Malaysian palm oil futures closed higher on Wednesday
Palm oil prices rose after the Malaysian Palm Oil Board reported a sharp decline in production in February. AmInvestment Bank believes the decline likely reflects a reduction in the number of working days last month. Production may continue to decline during Ramadan and Hari Raya before rebounding in May.
Malaysian palm oil futures closed higher on Wednesday, supported by a stronger position for rival soybean oil in the Chicago market and a recovery in oil prices.
The benchmark palm oil contract FCPO1 for May delivery on the Bursa Malaysia Derivatives Exchange rose 71 ringgit, or 1.6%, to close at 4,499 ringgit (US$1,149.76) per metric tonne. Earlier in the day, it fell to 4,395 ringgit.
Soybean oil on the Chicago Mercantile Exchange rose 3.11%. The most actively traded soybean oil contract in Dalian rose 0.68% after falling 0.19% in morning trading, while the palm oil contract gained 0.51% after falling 0.25% earlier.
Palm oil prices follow the price of competing edible oils as it competes for share in the global vegetable oil market.
Oil prices rebounded on Wednesday as markets questioned whether the International Energy Agency’s announced plan for a record release of oil inventories would be able to offset potential supply disruptions caused by the US-Israeli conflict with Iran.
Higher oil futures rates make palm oil a more attractive feedstock option for biodiesel production.
Malaysian palm oil exports increased by 45.3% from March 1 to 10 compared to the same period last year, according to independent inspection company AmSpec Agri Malaysia.
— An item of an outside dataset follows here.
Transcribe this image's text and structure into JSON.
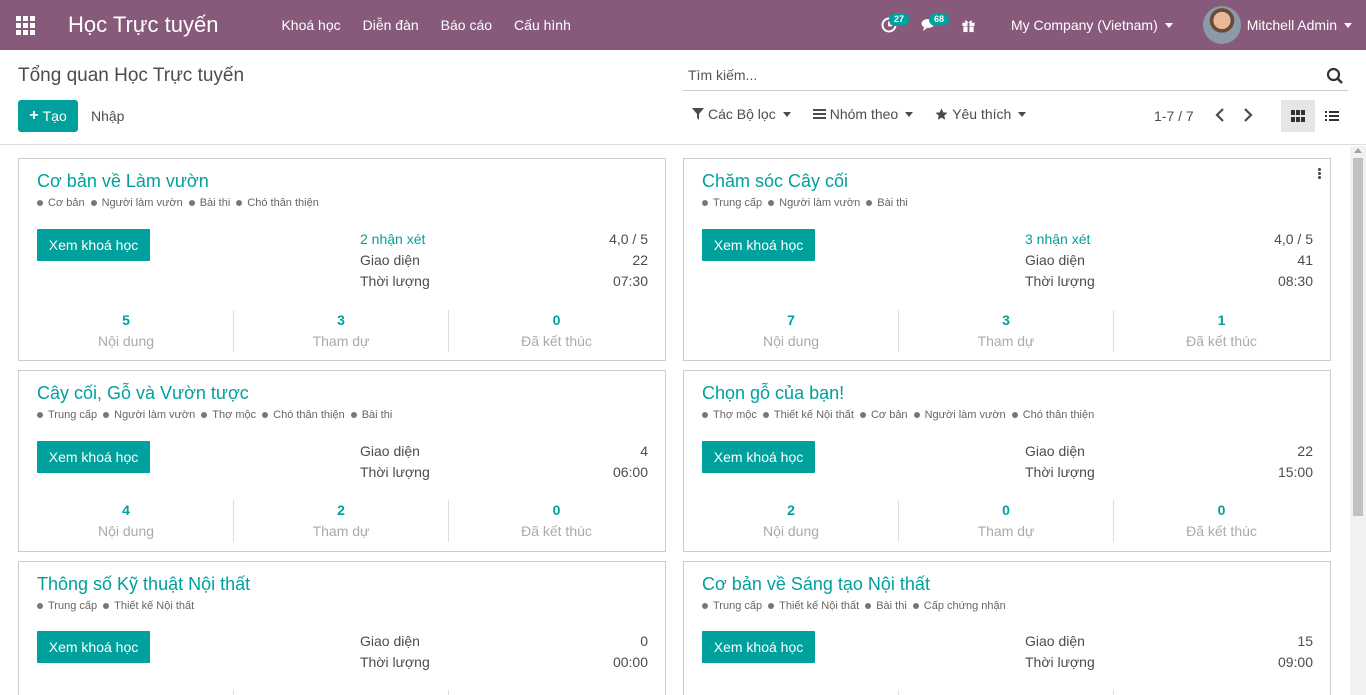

According to cargo inspection company Intertek Testing Services, the increase was 37.9%.
Malaysian Palm Oil Exports (in million tonnes) from March 1-10 compared to February 1-10
ITS: 622,445 vs. 451,340 (+171,105 or +37.91%)
AMSPEC: 581,364 vs. 399,995 (+181,369 or +45.34%)
Meanwhile, rising vegetable oil prices and shipping rates are pushing Indian buyers to urgently deliver amid concerns that shipments of recently purchased soybean and sunflower oils could be delayed due to the conflict in the Middle East.
On Wednesday, leading Indonesian palm oil association GAPKI reported a decline in new export orders after the US-Israeli war against Iran led to higher logistics and insurance costs.
The Malaysian ringgit, the currency used in the contract, strengthened 0.18% against the US dollar, making palm oil more expensive for holders of foreign currency.